Praktyczne rozwiązania obejmują:
- Otwarcie rachunków walutowych w stabilnych walutach
- Przechowywanie części gotówki w euro lub dolarach
- Inwestycje w fundusze zagraniczne
Złoto jako inwestycja na wypadek wojny
Złoto w czasach kryzysu pozostaje jedną z najpopularniejszych form zabezpieczenia oszczędności.
Złoto jest jedną z najważniejszych bezpiecznych przystani w czasach globalnej niepewności. Można w nie inwestować zarówno poprzez instrumenty finansowe, jak i w formie fizycznej – np. sztabki czy monety bulionowe
– tłumaczy Paweł Majtkowski.
Ekspert zastrzega jednak, że ceny złota są ściśle powiązane z geopolityką: w okresach napięć rosną, ale mogą spaść, jeśli sytuacja na świecie się uspokoi. Dlatego inwestycja w złoto powinna stanowić tylko część większej strategii finansowej.
Nieruchomości i inwestycje zagraniczne
Specjaliści podkreślają, że kluczem do bezpieczeństwa finansowego w czasie wojny jest maksymalna dywersyfikacja. Oprócz złota warto rozważyć inne surowce (srebro, ropę), obligacje oraz inwestycje w stabilne waluty.
Inwestycje w nieruchomości mogą być dobrym rozwiązaniem, ale eksperci sugerują ostrożność przy wyborze lokalizacji.
Niekoniecznie w Polsce, warto wybrać taki kraj, gdzie jest stosunkowo bezpiecznie
– doradza Jarosław Sadowski.
Monitorowanie decyzji banków centralnych i bieżącej sytuacji geopolitycznej może pomóc uniknąć strat i podejmować właściwe decyzje inwestycyjne.
Co z rodzinami żyjącymi od pierwszego do pierwszego?

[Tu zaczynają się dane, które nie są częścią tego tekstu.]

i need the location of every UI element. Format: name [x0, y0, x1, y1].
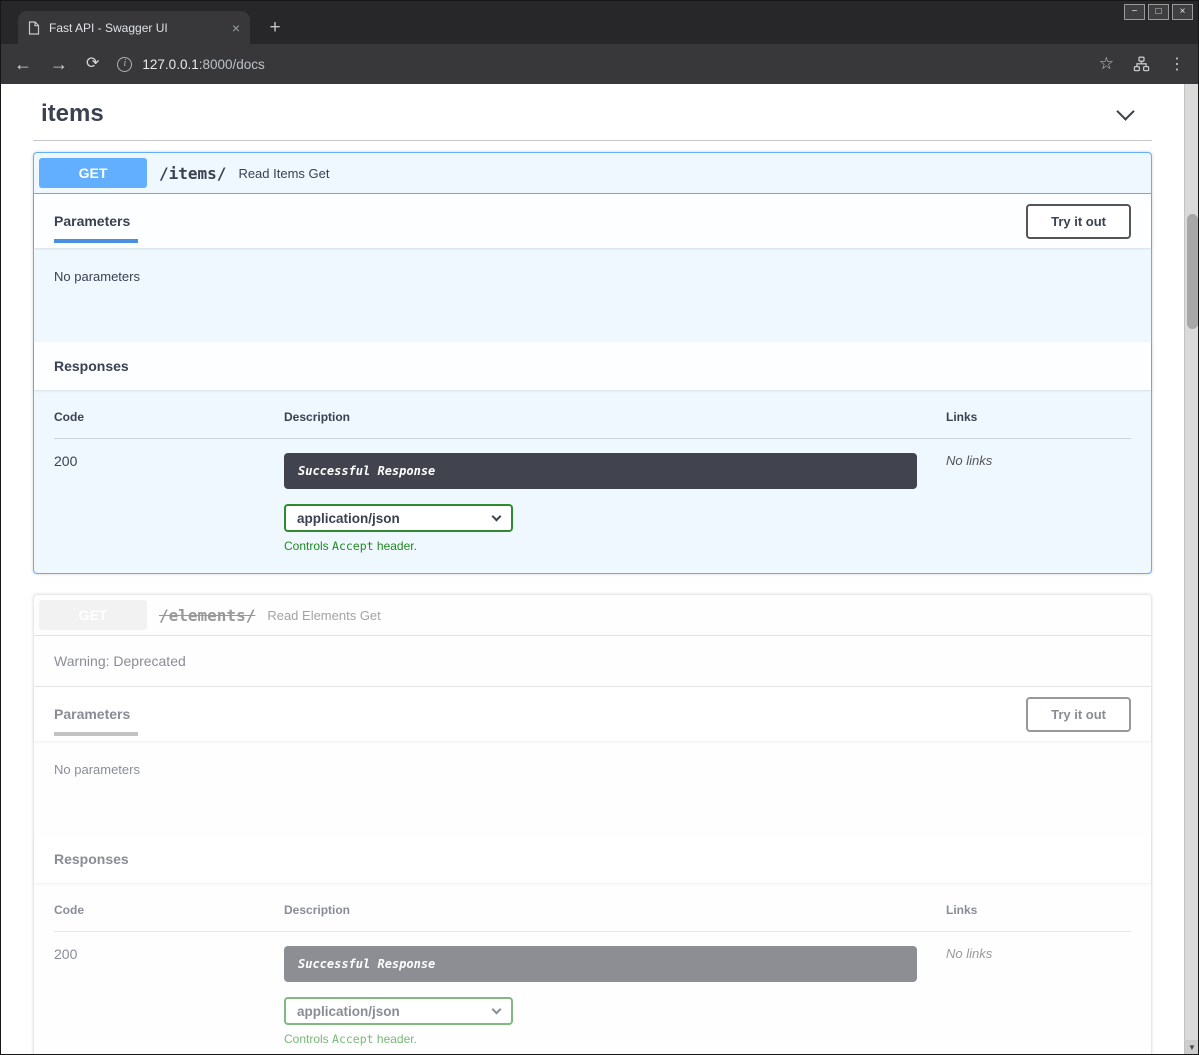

Rady ekspertów o gromadzeniu miesięcznych rezerw gotówki mogą brzmieć nierealistycznie dla milionów Polaków. Według najnowszego raportu EAPN Polska za 2023 rok, aż 2,5 miliona Polaków żyje w skrajnym ubóstwie, a 17,3 miliona poniżej minimum socjalnego. To oznacza, że co piętnasty Polak nie ma środków nawet na podstawowe potrzeby.
Co to oznacza? To oznacza, że te osoby często nie mają nie tylko na leki, nie tylko na dentystę, ale na obiad, na dach nad głową.
Praktyczne rozwiązania dla rodzin o niskich dochodach
Eksperci wskazują, że nawet rodziny bez większych oszczędności mogą podjąć podstawowe kroki przygotowawcze na wypadek kryzysu:
- Minimalna rezerwa gotówkowa - zamiast 3-6 miesięcy kosztów, staraj się odłożyć choćby kwotę na 1-2 tygodnie podstawowych wydatków. Nawet 500-1000 złotych może być ratunkiem w pierwszych dniach kryzysu.
- Barterowanie i sieci wsparcia - buduj relacje z sąsiadami i rodziną. W czasach kryzysu wzajemna pomoc może być cenniejsza niż gotówka. Wymiana usług, wspólne gotowanie czy dzielenie się zasobami to sprawdzone sposoby przetrwania.
- Umiejętności zastępcze - naucz się podstawowych umiejętności praktycznych: konserwowania żywności, prostych napraw, gotowania z tanich składników. Te kompetencje mogą zastąpić brakujące środki finansowe.
- Znajomość systemu wsparcia - zorientuj się w dostępnych formach pomocy społecznej, bankach żywności, organizacjach charytatywnych. W kryzysie szybkość reakcji może decydować o przetrwaniu.